Die Situation hat sich in den letzten Jahren sicherlich auch verschärft, weil es einen Trend zur Mutterkuhhaltung gibt. «Die Muttertierhaltung hat stark zugenommen. Dass die Sömmerung ökologisch positiv ist für die Biodiversität, die Nachhaltigkeit und auch für Konsumenten, bestreitet niemand», sagt Urs Vogt von der Vereinigung Mutterkuh Schweiz. Auszäunen sieht er aber trotzdem nicht als Widerspruch dazu. Man müsse jetzt abwägen, wo es Sinn mache. Man sei bemüht, dass die Weiden auch für den Tourismus genutzt werden können.
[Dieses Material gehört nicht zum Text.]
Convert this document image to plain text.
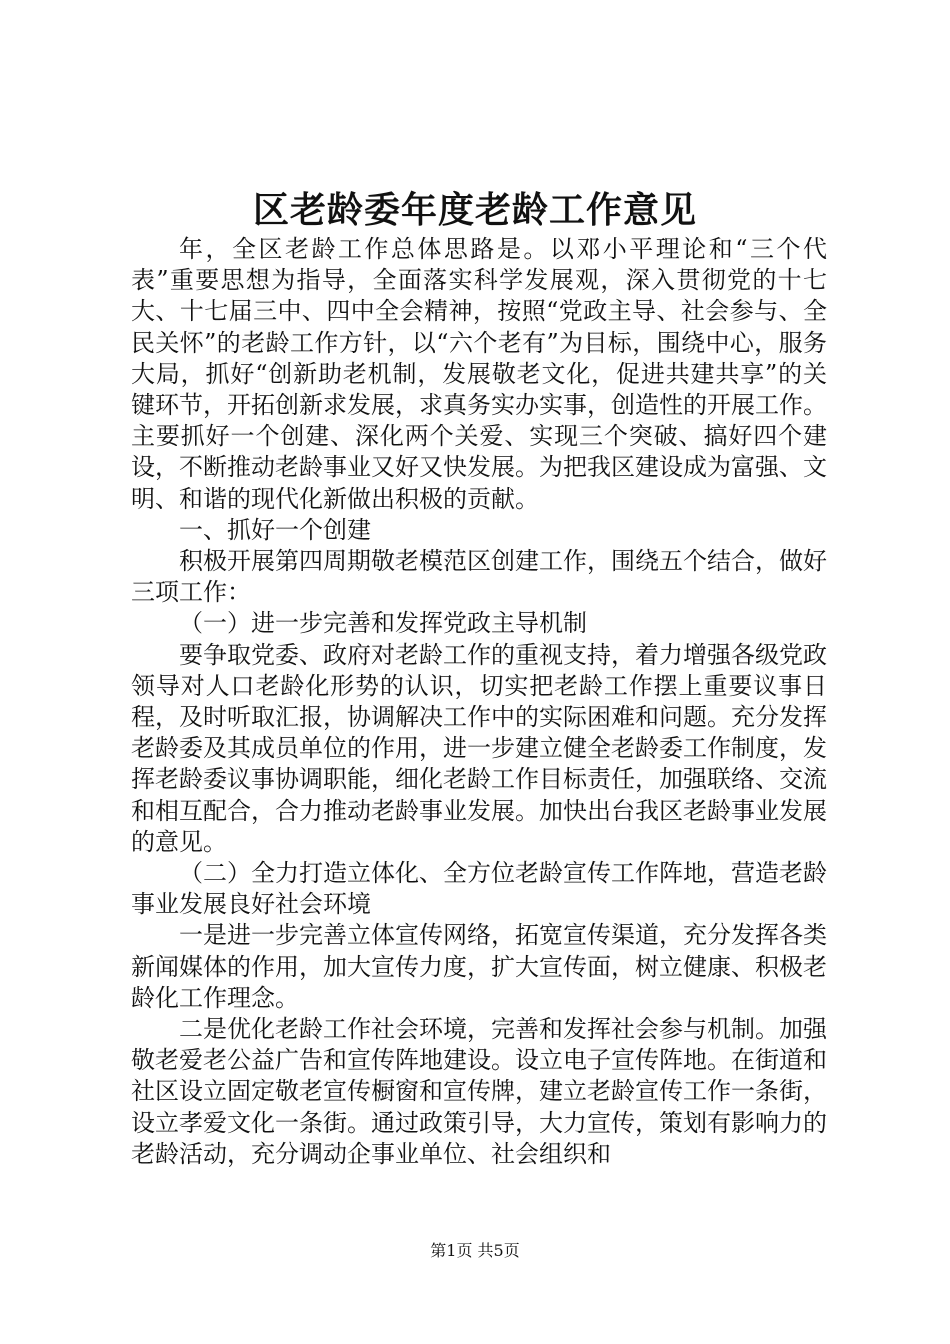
区老龄委年度老龄工作意见

年，全区老龄工作总体思路是。以邓小平理论和“三个代表”重要思想为指导，全面落实科学发展观，深入贯彻党的十七大、十七届三中、四中全会精神，按照“党政主导、社会参与、全民关怀”的老龄工作方针，以“六个老有”为目标，围绕中心，服务大局，抓好“创新助老机制，发展敬老文化，促进共建共享”的关键环节，开拓创新求发展，求真务实办实事，创造性的开展工作。主要抓好一个创建、深化两个关爱、实现三个突破、搞好四个建设，不断推动老龄事业又好又快发展。为把我区建设成为富强、文明、和谐的现代化新做出积极的贡献。

一、抓好一个创建

积极开展第四周期敬老模范区创建工作，围绕五个结合，做好三项工作：

（一）进一步完善和发挥党政主导机制

要争取党委、政府对老龄工作的重视支持，着力增强各级党政领导对人口老龄化形势的认识，切实把老龄工作摆上重要议事日程，及时听取汇报，协调解决工作中的实际困难和问题。充分发挥老龄委及其成员单位的作用，进一步建立健全老龄委工作制度，发挥老龄委议事协调职能，细化老龄工作目标责任，加强联络、交流和相互配合，合力推动老龄事业发展。加快出台我区老龄事业发展的意见。

（二）全力打造立体化、全方位老龄宣传工作阵地，营造老龄事业发展良好社会环境

一是进一步完善立体宣传网络，拓宽宣传渠道，充分发挥各类新闻媒体的作用，加大宣传力度，扩大宣传面，树立健康、积极老龄化工作理念。

二是优化老龄工作社会环境，完善和发挥社会参与机制。加强敬老爱老公益广告和宣传阵地建设。设立电子宣传阵地。在街道和社区设立固定敬老宣传橱窗和宣传牌，建立老龄宣传工作一条街，设立孝爱文化一条街。通过政策引导，大力宣传，策划有影响力的老龄活动，充分调动企事业单位、社会组织和

第1页 共5页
Doch für viele Landwirte wird das Auszäunen zu aufwendig sein. So wie etwa für Daniel Albiez vom Bauernverband Schweiz. Auch wenn er keine Patent-Lösung hat, findet er das Abzäunen nicht praktikabel. Seiner Meinung nach könnte dies Landwirte veranlassen, die Weide nicht mehr zu bewirtschaften. Er landet mangels Alternativen aber auch schnell bei Zäunen, wobei er anmerkt, dass diese etwas mehr, aber nicht die totale Sicherheit versprächen. Er plädiert allgemein für Distanz und rät den Wanderern, Abstand zu halten.
Gestern eröffnete die Staatsanwaltschaft Graubünden eine Untersuchung. «Dabei geht es darum, herauszufinden, wie es zum Vorfall kommen konnte», sagt Maurus Eckert von der Staatsanwaltschaft Graubünden zu watson. Vorläufig richte sich die Untersuchung nicht gegen eine bestimmte Person.